Beam search is a decoding algorithm commonly used in sequence-to-sequence models, such as transformers for machine translation, text summarization, and image captioning. Unlike greedy decoding, which selects only the single most probable token at each time step, beam search maintains a fixed number of candidate sequences, called the beam width (often denoted as B or k). At each step, the model scores all possible extensions of the current candidates, then retains only the top-k sequences by cumulative probability. This process continues until a termination condition (e.g., end-of-sequence token or maximum length) is met, at which point the highest-scoring sequence is selected.
Technically, beam search operates on a probability distribution over the vocabulary at each decoding step. For a beam width of k, the algorithm initializes with k copies of the start token. At step t, for each of the k candidates, the model computes log-probabilities for all vocabulary tokens, yielding k * |V| candidate extensions. These are sorted by cumulative log-probability, and the top k are kept. This exponential expansion (k * |V|) is the primary computational bottleneck; in practice, beam widths are typically set between 4 and 10 for most tasks, though larger beams (e.g., 50) are used in some high-stakes applications like neural machine translation from WMT competitions.
Beam search is widely used during inference, but its relevance to training appears in two forms: (1) beam search optimization where the model is trained to produce outputs that score well under beam search (e.g., using minimum Bayes risk or reinforcement learning), and (2) training with beam search as a decoding strategy for teacher forcing or scheduled sampling. In 2026, state-of-the-art large language models (LLMs) like GPT-5 and Gemini 2.0 often use beam search for controlled generation tasks (e.g., code generation, mathematical reasoning) but have largely shifted to sampling-based methods (top-p, top-k, temperature) for open-ended text generation due to the need for diversity.
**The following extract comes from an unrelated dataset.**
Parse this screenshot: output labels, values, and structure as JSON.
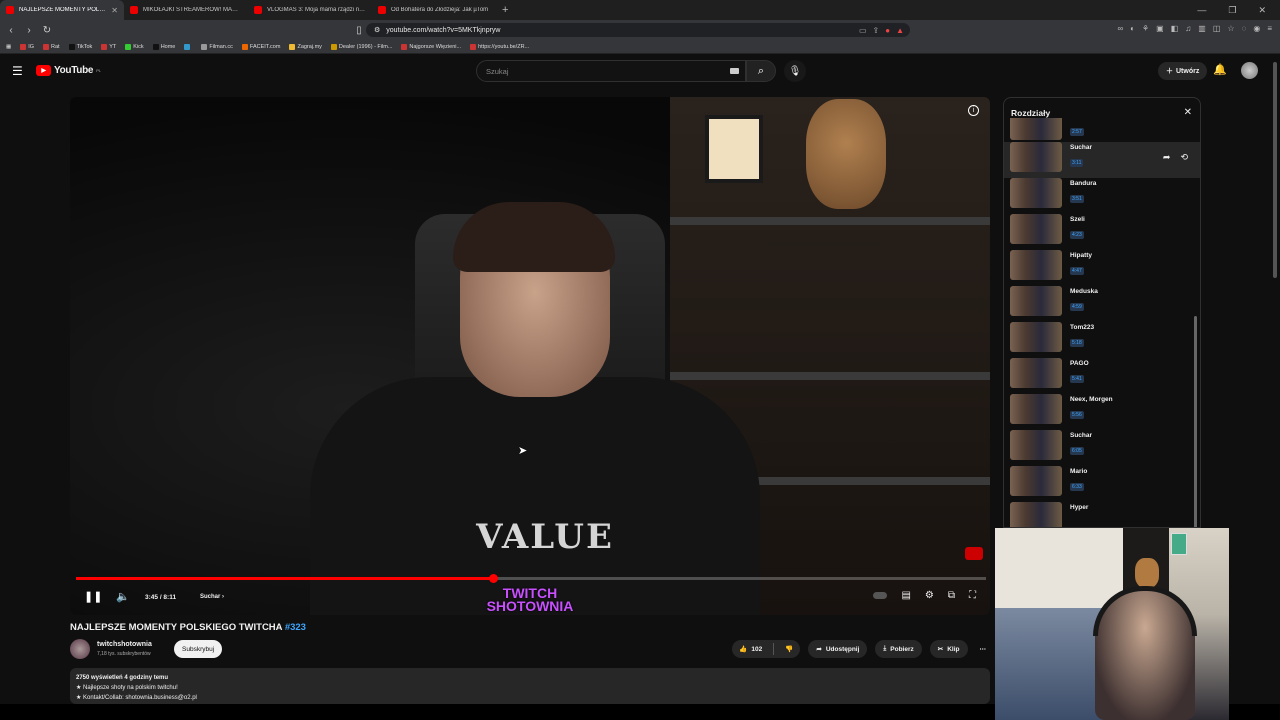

For sequence-level tasks like translation, beam search remains dominant; the 2023 WMT evaluation showed that beam search with width 4-6 outperformed greedy decoding by 1-2 BLEU points on average.
Common pitfalls include: (1) length bias – longer sequences tend to have lower cumulative probabilities, so beam search often produces shorter outputs; this is mitigated by length normalization (dividing by sequence length or a penalty factor). (2) repetition – beam search can get stuck in loops; solutions include trigram blocking or using a diversity penalty. (3) beam width diminishing returns – increasing beam width beyond 10-20 often yields negligible gains while quadratically increasing computation. (4) lack of diversity – all candidates may converge to similar outputs; diverse beam search (Vijayakumar et al., 2018) addresses this by encouraging dissimilarity among beams.
Current state of the art (2026) includes learned beam search (e.g., using reinforcement learning to optimize beam width per instance), beam search with prefix constraints (used in tools like GitHub Copilot), and hybrid approaches that combine beam search with speculative decoding for faster inference. In training, techniques like beam search distillation (where a student model learns from a teacher's beam search outputs) are used to compress large models into smaller ones for deployment.